Auki: Do we use games to play music or music to play games?

 

Auki is a new podcast exploring free improvisation, but unlike anything you've heard before.

In a world where musicians are increasingly concerned with questions peripheral to their art (how do I turn a profit from streaming? Should I try to get signed or go independent?), Auki brings the focus back to the essential creative impulse: to play. While the music industry shrinks, desire to create music remains as passionate as ever. Music as a product may continue to lose its value in the marketplace, but that gloom can be partly dispelled by a resurgence in the appreciation of music as a participatory activity. A parallel could be drawn with sports. Once required in the quest for survival, athletic activity is now a leisure pursuit of choice for millions with a thriving industry around it.

The Auki Podcast shifts emphasis from the product to the process. Our primary tool in this is ‘gamification’ - a method of applying game elements to musical improvisation. Inspired by forerunners like John Zorn, who invented his group compositional game Cobra in the 1980s, Auki sessions use fun rules, restrictions and elements of chance. By following and responding creatively to these, the musicians create something that is both spontaneous and coherent.

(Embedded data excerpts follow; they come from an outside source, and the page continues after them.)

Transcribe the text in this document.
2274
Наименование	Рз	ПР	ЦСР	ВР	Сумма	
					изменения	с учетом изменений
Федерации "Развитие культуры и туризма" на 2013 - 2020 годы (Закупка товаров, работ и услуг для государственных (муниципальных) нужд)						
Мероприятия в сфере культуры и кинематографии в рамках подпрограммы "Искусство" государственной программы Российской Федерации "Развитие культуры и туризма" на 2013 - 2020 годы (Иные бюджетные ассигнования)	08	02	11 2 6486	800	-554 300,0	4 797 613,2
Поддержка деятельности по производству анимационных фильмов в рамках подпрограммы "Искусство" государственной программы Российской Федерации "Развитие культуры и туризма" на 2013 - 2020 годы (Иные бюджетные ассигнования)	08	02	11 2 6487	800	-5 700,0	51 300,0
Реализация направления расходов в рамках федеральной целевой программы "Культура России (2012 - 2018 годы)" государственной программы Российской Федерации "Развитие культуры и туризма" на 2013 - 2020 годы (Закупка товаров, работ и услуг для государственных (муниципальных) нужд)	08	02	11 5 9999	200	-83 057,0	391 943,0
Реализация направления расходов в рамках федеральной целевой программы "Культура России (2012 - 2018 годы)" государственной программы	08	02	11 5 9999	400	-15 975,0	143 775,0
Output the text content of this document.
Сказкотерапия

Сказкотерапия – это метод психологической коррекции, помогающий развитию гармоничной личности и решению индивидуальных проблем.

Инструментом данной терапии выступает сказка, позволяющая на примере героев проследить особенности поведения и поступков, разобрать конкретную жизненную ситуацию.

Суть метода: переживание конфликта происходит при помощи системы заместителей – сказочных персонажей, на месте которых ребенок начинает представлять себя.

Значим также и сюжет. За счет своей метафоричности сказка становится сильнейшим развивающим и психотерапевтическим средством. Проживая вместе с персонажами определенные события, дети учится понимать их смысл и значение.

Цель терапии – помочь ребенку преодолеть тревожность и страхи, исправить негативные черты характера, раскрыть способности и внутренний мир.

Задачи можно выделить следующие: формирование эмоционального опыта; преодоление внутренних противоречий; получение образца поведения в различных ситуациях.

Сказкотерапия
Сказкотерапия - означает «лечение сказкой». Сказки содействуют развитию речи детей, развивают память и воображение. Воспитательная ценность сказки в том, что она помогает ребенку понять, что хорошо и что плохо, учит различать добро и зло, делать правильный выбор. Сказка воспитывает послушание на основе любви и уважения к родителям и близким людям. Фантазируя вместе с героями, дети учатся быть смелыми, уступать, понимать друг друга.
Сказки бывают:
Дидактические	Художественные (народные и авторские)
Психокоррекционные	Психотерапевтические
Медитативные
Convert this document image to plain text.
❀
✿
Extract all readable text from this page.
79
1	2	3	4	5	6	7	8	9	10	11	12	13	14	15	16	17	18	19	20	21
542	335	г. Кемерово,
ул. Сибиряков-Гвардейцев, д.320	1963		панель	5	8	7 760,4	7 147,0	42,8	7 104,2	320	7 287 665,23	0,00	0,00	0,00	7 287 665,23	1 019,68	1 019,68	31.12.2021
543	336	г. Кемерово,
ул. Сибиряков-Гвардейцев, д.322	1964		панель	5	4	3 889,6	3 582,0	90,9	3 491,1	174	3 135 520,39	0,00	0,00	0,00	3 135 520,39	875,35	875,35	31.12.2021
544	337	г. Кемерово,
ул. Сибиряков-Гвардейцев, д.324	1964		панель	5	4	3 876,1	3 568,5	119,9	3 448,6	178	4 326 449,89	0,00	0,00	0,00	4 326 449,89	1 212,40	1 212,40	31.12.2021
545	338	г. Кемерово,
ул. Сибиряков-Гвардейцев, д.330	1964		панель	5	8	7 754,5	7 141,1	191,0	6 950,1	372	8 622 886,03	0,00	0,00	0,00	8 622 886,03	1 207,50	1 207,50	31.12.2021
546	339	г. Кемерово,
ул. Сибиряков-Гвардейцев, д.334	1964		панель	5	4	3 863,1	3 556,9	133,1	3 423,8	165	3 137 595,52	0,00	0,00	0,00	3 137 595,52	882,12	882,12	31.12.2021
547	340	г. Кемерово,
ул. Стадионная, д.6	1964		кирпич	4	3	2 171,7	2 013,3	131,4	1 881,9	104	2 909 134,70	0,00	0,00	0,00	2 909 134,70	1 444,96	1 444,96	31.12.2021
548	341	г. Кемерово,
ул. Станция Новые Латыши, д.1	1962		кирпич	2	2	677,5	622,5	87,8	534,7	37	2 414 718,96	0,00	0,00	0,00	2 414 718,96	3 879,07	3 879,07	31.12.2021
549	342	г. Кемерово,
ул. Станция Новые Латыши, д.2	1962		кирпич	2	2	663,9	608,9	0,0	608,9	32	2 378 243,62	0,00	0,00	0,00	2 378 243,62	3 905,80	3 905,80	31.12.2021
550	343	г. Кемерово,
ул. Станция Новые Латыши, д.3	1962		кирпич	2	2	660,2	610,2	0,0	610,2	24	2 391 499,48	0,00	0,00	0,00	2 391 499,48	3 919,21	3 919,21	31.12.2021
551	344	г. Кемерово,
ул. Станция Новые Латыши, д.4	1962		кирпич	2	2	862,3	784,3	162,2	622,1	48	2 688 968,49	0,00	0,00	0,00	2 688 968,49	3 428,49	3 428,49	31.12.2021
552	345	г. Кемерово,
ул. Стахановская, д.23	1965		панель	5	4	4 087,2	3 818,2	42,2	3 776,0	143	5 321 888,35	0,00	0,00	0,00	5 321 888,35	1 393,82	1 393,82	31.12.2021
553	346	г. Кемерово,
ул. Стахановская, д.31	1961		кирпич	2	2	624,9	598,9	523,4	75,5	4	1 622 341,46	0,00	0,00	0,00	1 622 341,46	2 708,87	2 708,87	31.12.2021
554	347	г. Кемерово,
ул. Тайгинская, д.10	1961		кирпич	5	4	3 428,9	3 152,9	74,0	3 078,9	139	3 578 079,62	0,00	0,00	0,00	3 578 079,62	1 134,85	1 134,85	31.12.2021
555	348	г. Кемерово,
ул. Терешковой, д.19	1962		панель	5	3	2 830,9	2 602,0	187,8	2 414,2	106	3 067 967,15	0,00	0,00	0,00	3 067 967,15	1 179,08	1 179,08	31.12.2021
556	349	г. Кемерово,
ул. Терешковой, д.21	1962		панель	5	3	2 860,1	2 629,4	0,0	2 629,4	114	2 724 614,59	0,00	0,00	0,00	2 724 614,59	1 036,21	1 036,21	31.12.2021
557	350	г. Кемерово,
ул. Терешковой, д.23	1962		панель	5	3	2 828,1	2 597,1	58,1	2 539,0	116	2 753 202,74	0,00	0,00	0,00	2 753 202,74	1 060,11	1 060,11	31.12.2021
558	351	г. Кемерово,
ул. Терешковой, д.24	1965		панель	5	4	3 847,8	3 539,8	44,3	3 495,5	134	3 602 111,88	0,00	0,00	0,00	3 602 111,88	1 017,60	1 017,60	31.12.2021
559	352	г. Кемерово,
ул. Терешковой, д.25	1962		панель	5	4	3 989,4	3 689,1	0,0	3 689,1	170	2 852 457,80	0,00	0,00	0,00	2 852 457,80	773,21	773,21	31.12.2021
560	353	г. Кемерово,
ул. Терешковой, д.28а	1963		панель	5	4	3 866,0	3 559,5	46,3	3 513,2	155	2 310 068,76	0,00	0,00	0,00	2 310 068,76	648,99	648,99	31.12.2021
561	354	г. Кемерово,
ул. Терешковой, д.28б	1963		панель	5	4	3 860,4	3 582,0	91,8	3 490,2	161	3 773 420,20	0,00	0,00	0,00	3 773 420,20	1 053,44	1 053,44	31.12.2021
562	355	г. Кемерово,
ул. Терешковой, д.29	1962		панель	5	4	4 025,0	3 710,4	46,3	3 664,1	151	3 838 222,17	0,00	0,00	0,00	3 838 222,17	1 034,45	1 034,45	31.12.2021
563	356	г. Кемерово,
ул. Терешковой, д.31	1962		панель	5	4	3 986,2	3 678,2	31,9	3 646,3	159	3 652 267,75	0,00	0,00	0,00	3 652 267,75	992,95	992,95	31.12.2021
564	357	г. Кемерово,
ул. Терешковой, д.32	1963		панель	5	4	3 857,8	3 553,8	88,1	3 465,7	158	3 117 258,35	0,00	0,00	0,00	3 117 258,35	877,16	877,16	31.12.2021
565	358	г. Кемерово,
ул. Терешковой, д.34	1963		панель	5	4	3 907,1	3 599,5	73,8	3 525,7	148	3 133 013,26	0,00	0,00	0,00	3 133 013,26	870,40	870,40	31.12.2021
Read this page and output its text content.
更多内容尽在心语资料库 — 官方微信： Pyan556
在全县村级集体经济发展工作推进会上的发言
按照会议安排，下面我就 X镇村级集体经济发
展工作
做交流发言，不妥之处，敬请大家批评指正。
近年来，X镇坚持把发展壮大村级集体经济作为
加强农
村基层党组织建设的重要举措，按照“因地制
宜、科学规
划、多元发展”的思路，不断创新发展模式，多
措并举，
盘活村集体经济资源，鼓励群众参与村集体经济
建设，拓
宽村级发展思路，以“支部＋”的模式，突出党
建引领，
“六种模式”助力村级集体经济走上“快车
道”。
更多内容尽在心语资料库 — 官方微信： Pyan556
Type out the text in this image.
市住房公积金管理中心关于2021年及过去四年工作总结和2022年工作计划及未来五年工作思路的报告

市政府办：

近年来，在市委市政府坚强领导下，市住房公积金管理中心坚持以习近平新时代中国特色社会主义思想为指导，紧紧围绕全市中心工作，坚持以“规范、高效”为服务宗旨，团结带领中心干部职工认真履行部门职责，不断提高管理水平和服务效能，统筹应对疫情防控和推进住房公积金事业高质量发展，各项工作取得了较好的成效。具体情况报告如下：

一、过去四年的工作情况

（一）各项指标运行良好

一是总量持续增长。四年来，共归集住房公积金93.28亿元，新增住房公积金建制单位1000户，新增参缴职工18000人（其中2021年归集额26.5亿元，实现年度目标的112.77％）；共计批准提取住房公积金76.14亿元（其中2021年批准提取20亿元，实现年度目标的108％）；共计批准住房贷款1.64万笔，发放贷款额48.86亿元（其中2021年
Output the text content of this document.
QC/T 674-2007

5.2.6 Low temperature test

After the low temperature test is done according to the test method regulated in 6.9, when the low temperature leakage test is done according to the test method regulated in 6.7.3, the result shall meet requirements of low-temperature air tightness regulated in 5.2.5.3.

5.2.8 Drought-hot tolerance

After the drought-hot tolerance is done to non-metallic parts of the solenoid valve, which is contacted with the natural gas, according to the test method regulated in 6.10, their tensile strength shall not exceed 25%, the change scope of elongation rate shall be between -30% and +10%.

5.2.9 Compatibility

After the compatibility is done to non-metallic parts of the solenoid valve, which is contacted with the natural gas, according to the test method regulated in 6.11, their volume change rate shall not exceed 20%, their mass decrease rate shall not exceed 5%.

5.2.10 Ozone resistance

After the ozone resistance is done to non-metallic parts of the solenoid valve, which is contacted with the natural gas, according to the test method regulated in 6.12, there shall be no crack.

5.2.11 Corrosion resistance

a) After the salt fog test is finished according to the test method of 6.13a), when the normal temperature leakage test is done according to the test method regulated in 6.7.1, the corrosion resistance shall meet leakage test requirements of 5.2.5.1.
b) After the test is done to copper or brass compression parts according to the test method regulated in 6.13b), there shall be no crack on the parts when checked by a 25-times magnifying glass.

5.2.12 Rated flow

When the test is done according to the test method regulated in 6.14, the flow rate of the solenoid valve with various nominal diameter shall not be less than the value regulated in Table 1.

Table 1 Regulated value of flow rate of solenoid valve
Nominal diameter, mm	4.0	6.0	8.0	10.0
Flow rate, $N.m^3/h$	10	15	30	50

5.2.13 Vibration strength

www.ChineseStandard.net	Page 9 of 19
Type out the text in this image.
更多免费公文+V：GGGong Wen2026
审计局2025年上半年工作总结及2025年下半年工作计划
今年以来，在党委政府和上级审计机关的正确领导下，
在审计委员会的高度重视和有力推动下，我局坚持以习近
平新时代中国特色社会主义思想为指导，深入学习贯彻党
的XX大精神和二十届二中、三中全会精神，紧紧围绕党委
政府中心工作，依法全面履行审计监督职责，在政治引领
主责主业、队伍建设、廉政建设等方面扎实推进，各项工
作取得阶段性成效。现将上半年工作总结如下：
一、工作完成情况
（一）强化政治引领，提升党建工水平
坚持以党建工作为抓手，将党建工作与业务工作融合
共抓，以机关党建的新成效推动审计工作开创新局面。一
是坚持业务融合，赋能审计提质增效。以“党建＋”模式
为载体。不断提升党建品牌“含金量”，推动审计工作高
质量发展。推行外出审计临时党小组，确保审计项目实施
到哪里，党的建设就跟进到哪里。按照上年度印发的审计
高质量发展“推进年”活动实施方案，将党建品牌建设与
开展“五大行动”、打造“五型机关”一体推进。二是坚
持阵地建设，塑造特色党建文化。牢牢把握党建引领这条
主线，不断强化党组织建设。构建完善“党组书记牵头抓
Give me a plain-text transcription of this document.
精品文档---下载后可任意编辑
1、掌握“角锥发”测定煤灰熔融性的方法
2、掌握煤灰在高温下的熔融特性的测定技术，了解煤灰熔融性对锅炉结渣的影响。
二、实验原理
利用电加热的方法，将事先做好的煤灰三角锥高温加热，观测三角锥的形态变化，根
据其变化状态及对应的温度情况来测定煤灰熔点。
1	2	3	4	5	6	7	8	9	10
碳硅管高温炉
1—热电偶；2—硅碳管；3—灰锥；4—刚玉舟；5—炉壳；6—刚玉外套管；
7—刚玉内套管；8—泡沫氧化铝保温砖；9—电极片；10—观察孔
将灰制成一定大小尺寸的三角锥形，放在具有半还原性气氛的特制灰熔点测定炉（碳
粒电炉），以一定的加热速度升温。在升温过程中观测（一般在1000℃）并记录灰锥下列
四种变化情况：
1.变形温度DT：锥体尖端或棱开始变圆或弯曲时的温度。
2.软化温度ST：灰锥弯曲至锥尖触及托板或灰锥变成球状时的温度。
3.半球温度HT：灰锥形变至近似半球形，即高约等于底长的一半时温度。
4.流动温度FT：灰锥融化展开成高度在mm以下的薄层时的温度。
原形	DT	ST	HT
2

Gamification provides both a challenge and a framework. Its results are unexpected, but not inexplicable, and for that reason can be highly entertaining. Other art forms, notably theatre and comedy, have excelled in using improvisation this way, giving rise to iconic formats like 90s TV show “Whose Line Is It Anyway?”. While improv comedy continues to enjoy mass appeal however, musical improvisation remains a niche interest with its proponents seeming to eschew every convention that makes music attractive to a wide audience. The Auki Podcast is certainly experimental, but we generally find it more fun to contort the familiar than mine the esoteric.

What sort of games are we talking about? Our ‘three note jam’ for instance, makes use of twelve-sided musicians’ dice, which feature musical notes on each face instead of numbers. Other devices including ‘trigger cards’, newspaper headlines and randomly generated song segments which inspire or instruct the musicians. To gain an interesting outcome from playing these games is worth more to us than a technically correct or flawless performance. The musicians’ evaluations of the resulting music may differ considerably, so our reflective chat on each of the four or five ‘jams’ becomes an integral part of the episode.

Guest musicians from around the UK are welcomed by co-hosts Benedict Johnson and Andy Lowe, two Shropshire-based musicians, who met at an open mic night in the Hop and Friar, Shrewsbury. Benedict had been living in the cultural sweet-spot of Seoul and gorging on the music scene there, while Andy had managed to rack up a wealth of musical experience without ever leaving his home county. Together, they seek to pioneer a new cultural movement, creating reasons to play music for pleasure again, not just for profit.